Mr. Grgas-Cice said his decision to go back to school continues to haunt his life.
He signed up for student loans to attend the Art Institute of New York City in 2003 and 2004, after a restaurant venture failed. At the Art Institute, he studied culinary art and restaurant design and layout to upgrade his skills, he said. Subsequent restaurant ventures didn’t work and he’s currently unemployed.
To try and save money, Grgas-Cice traveled back to Croatia to live with his elderly mother for a period of time. He now relies on financial help from relatives to survive, and limits his food purchases to $7 a day.
“I put all my money to better myself,” Mr. Grgas-Cice said, adding that he was cautious in his spending. He says it’s painful to think about his current conditions.
But most Americans who find themselves in this predicament took out loans on behalf of their children. In recent years, Sallie Mae and Citizens Financial Group have been marketing “Parent Plus” loans to concerned parents who want to help out with their children’s college education, but who don’t have the money to pay outright. The upshot of these loans is that parents often get stuck with a tab they can’t afford.
An interesting loophole has contributed to this situation. The federal government caps the amount that undergraduate students can borrow, but there’s no limit on the money that can be borrowed by their parents.
Hence, the “Parent Plus” loan, one of the most economically harmful consumer debt products of its time.
The federal government disbursed $12.7 billion in new “Parent Plus” loans during the 2017-18 academic year, up from $7.7 billion a decade prior and $3.3 billion in 1999-2000, according to an analysis of Education Department data by Mark Kantrowitz, publisher of Savingforcollege.com.
Its underwriting standards are generally looser than banks and other private lenders, making it easier for more applicants to qualify. Parents on average owed an estimated $35,600 in these loans at the time of their children’s college graduation last spring, according to Mr. Kantrowitz. They owed nearly $6,400 on average (not adjusted for inflation) in the spring of 1993.
One parent who falls into this category is Christopher Raymond of North Danville, Vt., who was a high-school history teacher for 32 years.
One parent who spoke with WSJ described how “Parent Plus” upended their retirement after he signed up for $136,000 in loans to pay for the education of his two children.
Each month, he and his ex-wife pay a combined $1,900. They believe they will be stuck paying off these loans into their 70s. “It’s a very dark cloud that’s always in the back of my mind,” he said.
Another parent described how payments toward his Parent Plus loans led him to rack up $40,000 in credit card debt. Living with this debt isn’t only financially ruinous, he said. It impacts his ability to live a health life.
Raymond Abdullah, 65 years old, has around $40,000 of credit-card debt and a balance of about $11,000 on a federal Plus loan he signed up for to pay for his son’s tuition about 22 years ago.
The credit card debt grew over the past decade after he retired from work as a jeweler. He finds himself turning to cards more often to pay for everyday expenses including gas and groceries. He says he needs to keep cash on hand to pay for other expenses, including the $400 monthly payment towards the college loan.

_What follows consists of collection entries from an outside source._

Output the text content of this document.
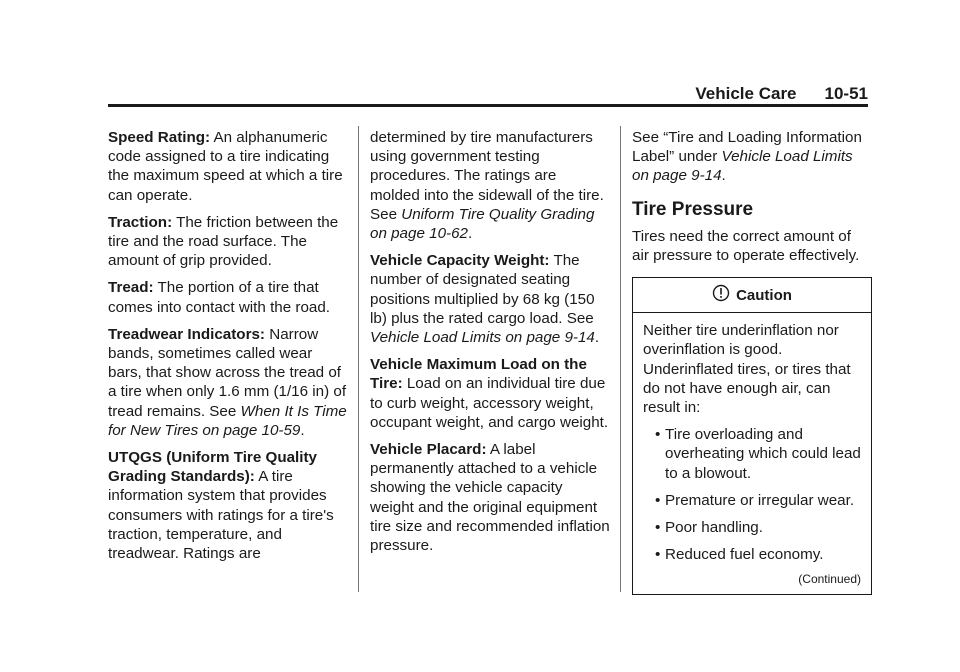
Vehicle Care 10-51

Speed Rating: An alphanumeric code assigned to a tire indicating the maximum speed at which a tire can operate.

Traction: The friction between the tire and the road surface. The amount of grip provided.

Tread: The portion of a tire that comes into contact with the road.

Treadwear Indicators: Narrow bands, sometimes called wear bars, that show across the tread of a tire when only 1.6 mm (1/16 in) of tread remains. See When It Is Time for New Tires on page 10-59.

UTQGS (Uniform Tire Quality Grading Standards): A tire information system that provides consumers with ratings for a tire's traction, temperature, and treadwear. Ratings are

determined by tire manufacturers using government testing procedures. The ratings are molded into the sidewall of the tire. See Uniform Tire Quality Grading on page 10-62.

Vehicle Capacity Weight: The number of designated seating positions multiplied by 68 kg (150 lb) plus the rated cargo load. See Vehicle Load Limits on page 9-14.

Vehicle Maximum Load on the Tire: Load on an individual tire due to curb weight, accessory weight, occupant weight, and cargo weight.

Vehicle Placard: A label permanently attached to a vehicle showing the vehicle capacity weight and the original equipment tire size and recommended inflation pressure.

See “Tire and Loading Information Label” under Vehicle Load Limits on page 9-14.

Tire Pressure

Tires need the correct amount of air pressure to operate effectively.

Caution
Neither tire underinflation nor overinflation is good. Underinflated tires, or tires that do not have enough air, can result in:
• Tire overloading and overheating which could lead to a blowout.
• Premature or irregular wear.
• Poor handling.
• Reduced fuel economy.
(Continued)
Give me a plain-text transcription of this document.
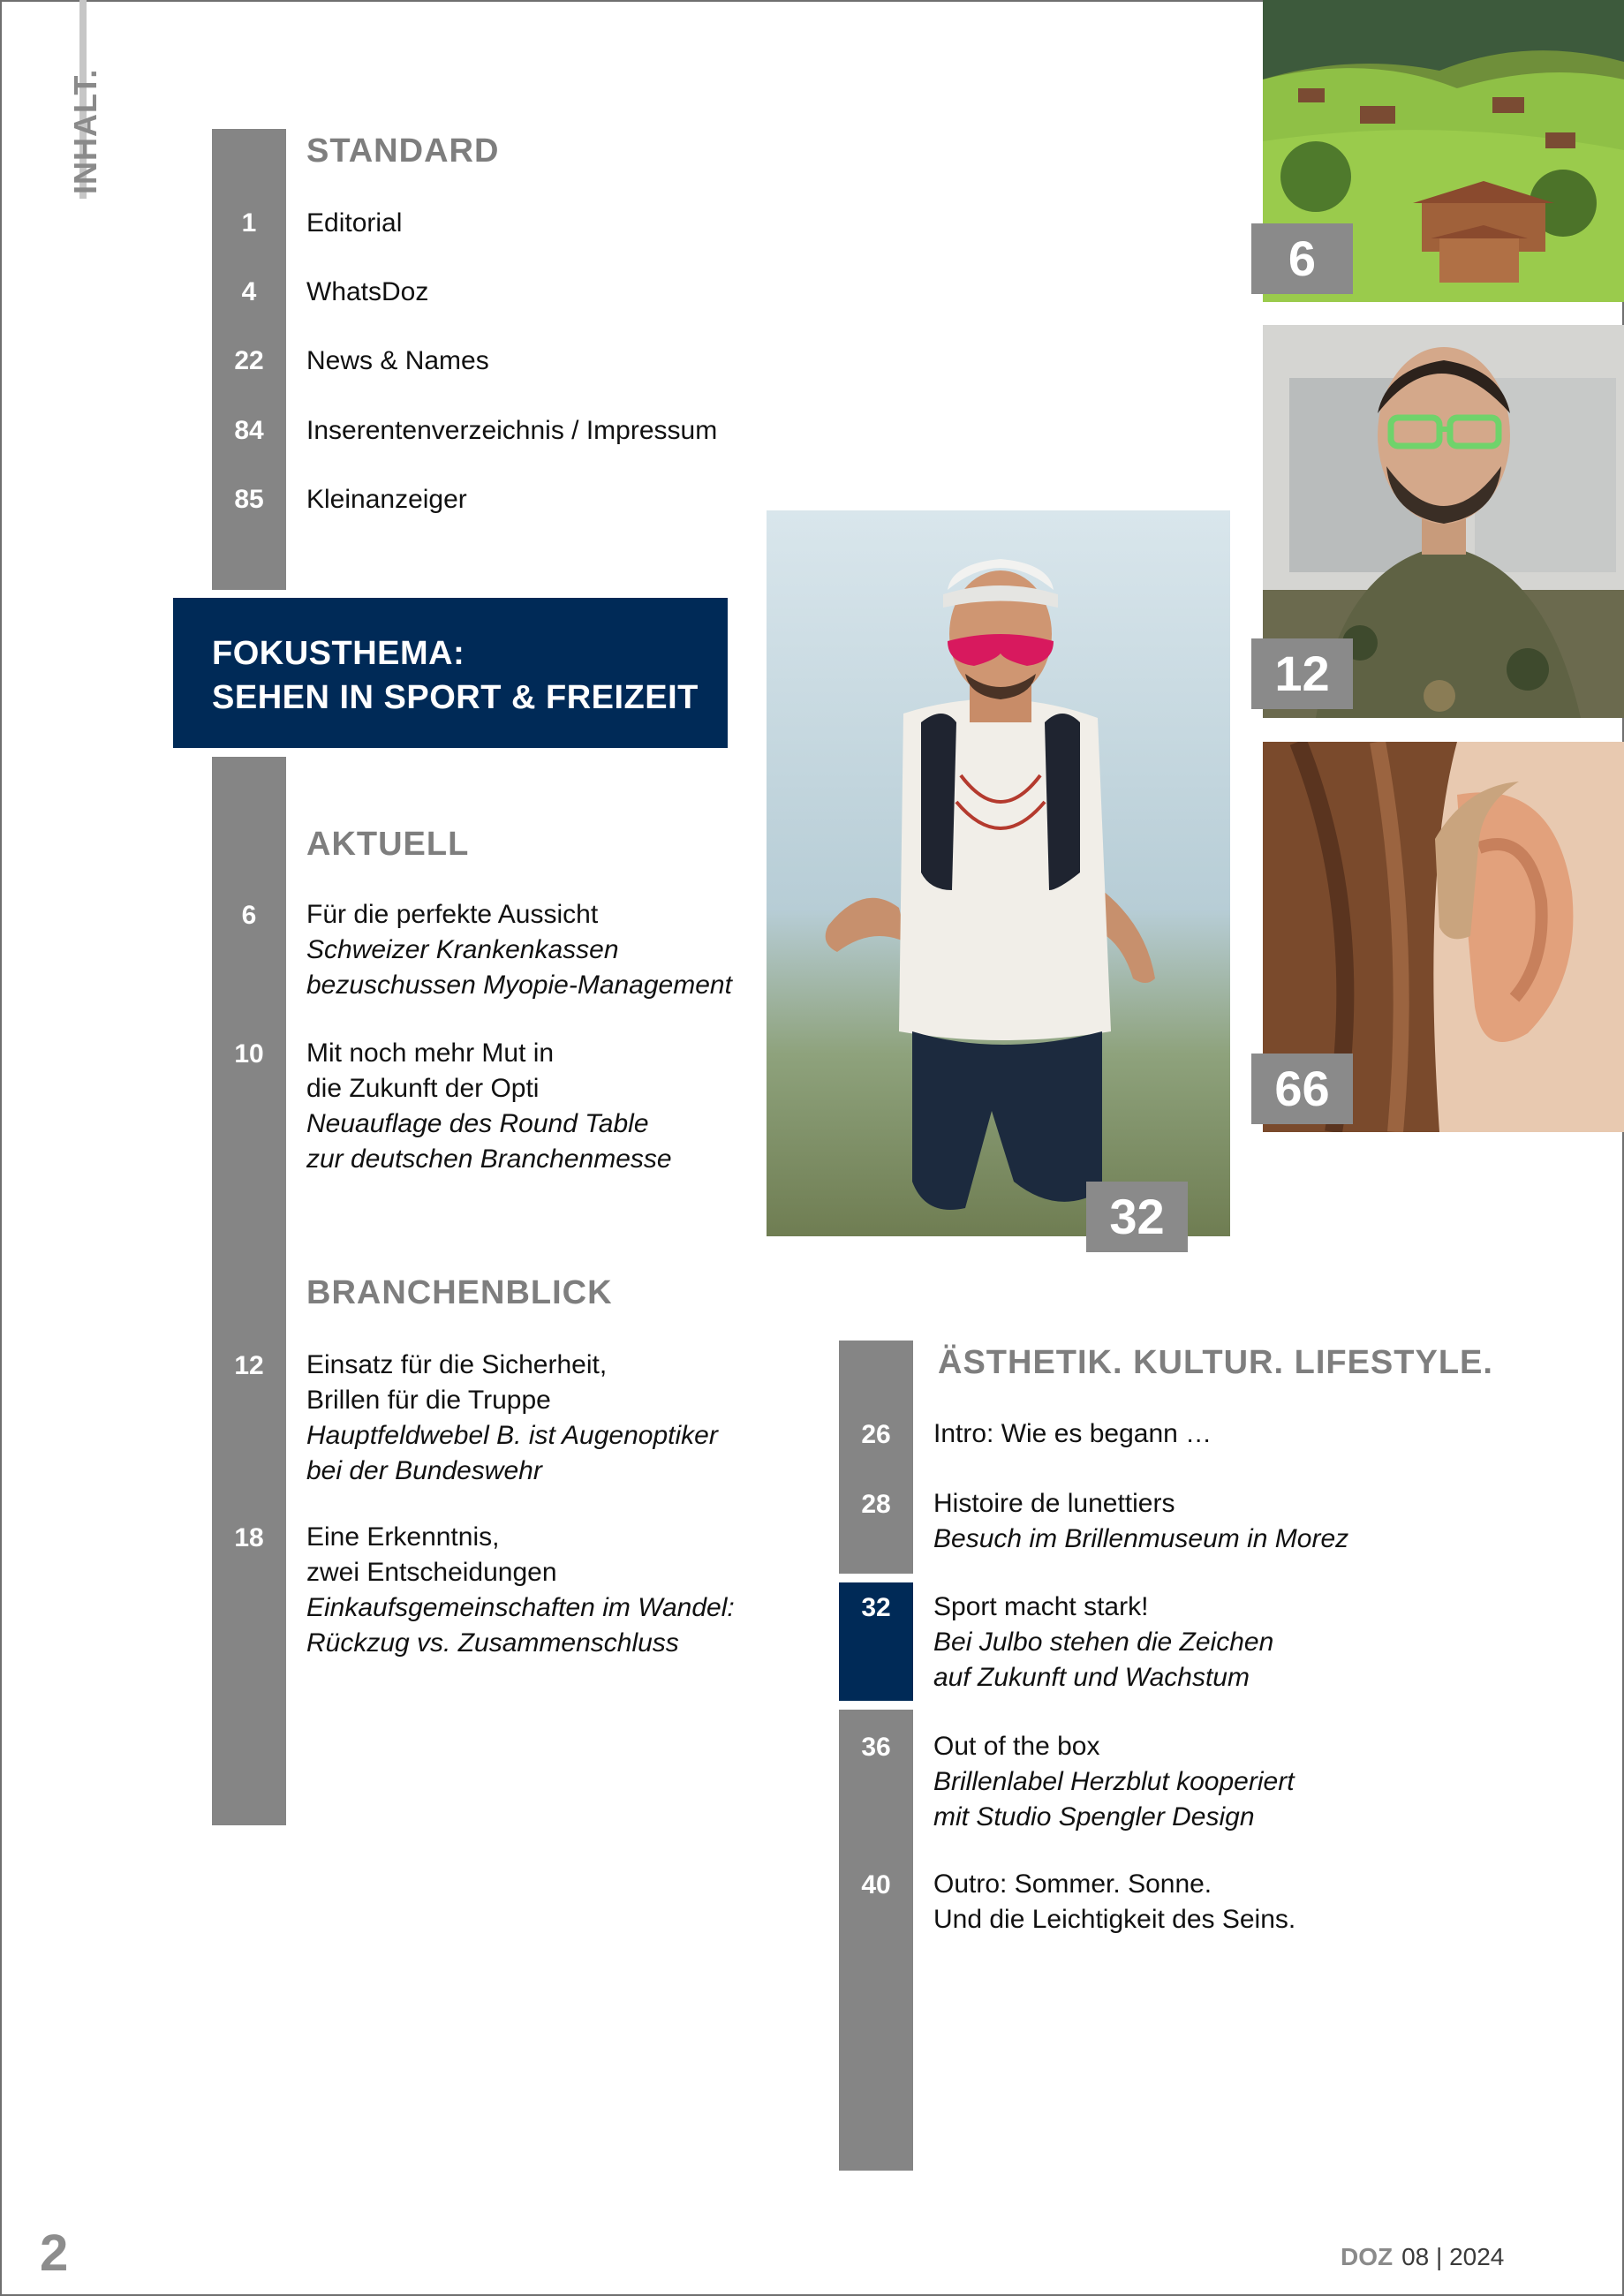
INHALT.	STANDARD
1	Editorial
4	WhatsDoz
22	News & Names
84	Inserentenverzeichnis / Impressum
85	Kleinanzeiger
FOKUSTHEMA:
SEHEN IN SPORT & FREIZEIT
AKTUELL
6	Für die perfekte Aussicht
Schweizer Krankenkassen
bezuschussen Myopie-Management
10	Mit noch mehr Mut in
die Zukunft der Opti
Neuauflage des Round Table
zur deutschen Branchenmesse
BRANCHENBLICK
12	Einsatz für die Sicherheit,
Brillen für die Truppe
Hauptfeldwebel B. ist Augenoptiker
bei der Bundeswehr
18	Eine Erkenntnis,
zwei Entscheidungen
Einkaufsgemeinschaften im Wandel:
Rückzug vs. Zusammenschluss
ÄSTHETIK. KULTUR. LIFESTYLE.
26	Intro: Wie es begann …
28	Histoire de lunettiers
Besuch im Brillenmuseum in Morez
32	Sport macht stark!
Bei Julbo stehen die Zeichen
auf Zukunft und Wachstum
36	Out of the box
Brillenlabel Herzblut kooperiert
mit Studio Spengler Design
40	Outro: Sommer. Sonne.
Und die Leichtigkeit des Seins.
6
12
66
32
2	DOZ 08 | 2024
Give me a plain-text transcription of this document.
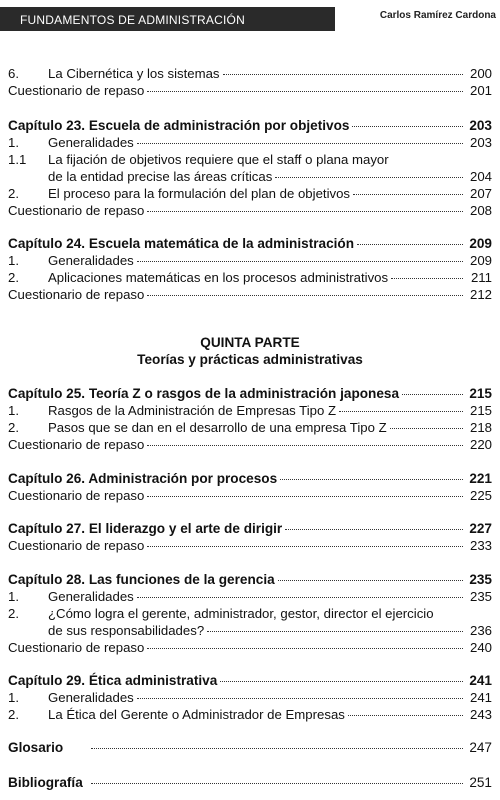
FUNDAMENTOS DE ADMINISTRACIÓN	Carlos Ramírez Cardona
6.	La Cibernética y los sistemas	200
Cuestionario de repaso	201
Capítulo 23. Escuela de administración por objetivos	203
1.	Generalidades	203
1.1	La fijación de objetivos requiere que el staff o plana mayor
de la entidad precise las áreas críticas	204
2.	El proceso para la formulación del plan de objetivos	207
Cuestionario de repaso	208
Capítulo 24. Escuela matemática de la administración	209
1.	Generalidades	209
2.	Aplicaciones matemáticas en los procesos administrativos	211
Cuestionario de repaso	212
QUINTA PARTE
Teorías y prácticas administrativas
Capítulo 25. Teoría Z o rasgos de la administración japonesa	215
1.	Rasgos de la Administración de Empresas Tipo Z	215
2.	Pasos que se dan en el desarrollo de una empresa Tipo Z	218
Cuestionario de repaso	220
Capítulo 26. Administración por procesos	221
Cuestionario de repaso	225
Capítulo 27. El liderazgo y el arte de dirigir	227
Cuestionario de repaso	233
Capítulo 28. Las funciones de la gerencia	235
1.	Generalidades	235
2.	¿Cómo logra el gerente, administrador, gestor, director el ejercicio
de sus responsabilidades?	236
Cuestionario de repaso	240
Capítulo 29. Ética administrativa	241
1.	Generalidades	241
2.	La Ética del Gerente o Administrador de Empresas	243
Glosario	247
Bibliografía	251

The debt, he says, “affects your blood pressure, it affects your overall well-being,” he said. “At this age you don’t expect to be in debt. It’s not where you want to be.”
For some, relief can be found through various federal programs that can halt the garnishing of wages or social security checks. But while most millennials with loans can at least hope that one day they will eventually conquer this burden, older Americans must live with the knowledge that the dark cloud of their debt will follow them for the rest of their natural lives.